The margin of safety is a concept tightly linked to the concept of intrinsic value. Without an intrinsic value, there can be no way to determine how large (or small) your margin of safety is. Understanding this relationship is important when trying to minimise risk in security investments.

Intrinsic Value
Intrinsic value is true value of an underlying investment based on factual information. Warren Buffet defined intrinsic value as "the current discounted value of the future cash flows that can be taken out of a business" whilst Ben Graham defined it as "the value which is justified by....assets, earnings, dividends and definite prospects".

Margin of Safety
Without an understanding of intrinsic value then this difficult to determine. This can be defined as the spread between the purchase price per share and the actual calculated underlying value per share. The wider this spread, the greater the buffer the investor has against downturns in the market and bad investment decisions brought about by the difficulties in evaluating businesses.
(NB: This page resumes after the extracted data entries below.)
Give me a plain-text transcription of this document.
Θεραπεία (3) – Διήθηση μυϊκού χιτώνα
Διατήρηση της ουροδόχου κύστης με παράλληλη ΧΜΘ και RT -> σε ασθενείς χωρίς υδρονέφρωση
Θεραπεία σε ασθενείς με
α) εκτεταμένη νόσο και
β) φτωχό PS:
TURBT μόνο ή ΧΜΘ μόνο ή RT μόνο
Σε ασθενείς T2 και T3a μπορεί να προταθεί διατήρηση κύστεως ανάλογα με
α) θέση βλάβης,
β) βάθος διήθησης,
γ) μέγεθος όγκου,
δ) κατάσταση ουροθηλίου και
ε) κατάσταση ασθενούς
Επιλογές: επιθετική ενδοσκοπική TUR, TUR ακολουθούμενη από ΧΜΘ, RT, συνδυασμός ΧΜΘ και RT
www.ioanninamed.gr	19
Simply, if you can't work out the intrinsic value for your business then how will you know what price to pay?

Sunday, 1 March 2009

Random Nature

It's been a long time since I wrote my last post. I've been settling in at a new job, wrapping my mind around a whole new area, and getting life back on track after the last year of study. There has been a lot of changes in the markets since my last post (obviously) so it's interesting to reflect back on what has been happening and what it really shows. It turns out that even the main man, Warren E. Buffett, has made some bad calls. Undoubtedly he is still the king but it goes to show the random nature of the world we live in and how little we really know of what we are dealing with. Certainly, what is quite clear from all of this is that we have an incomplete understanding of randomness and its role in investment returns. Food for thought.

And again...

OK, I'm going to have another shot at this. I'm finding that I've got so many things going on that the last thing I want to do is sit in front of the computer in the evenings. Nonetheless, I'll try.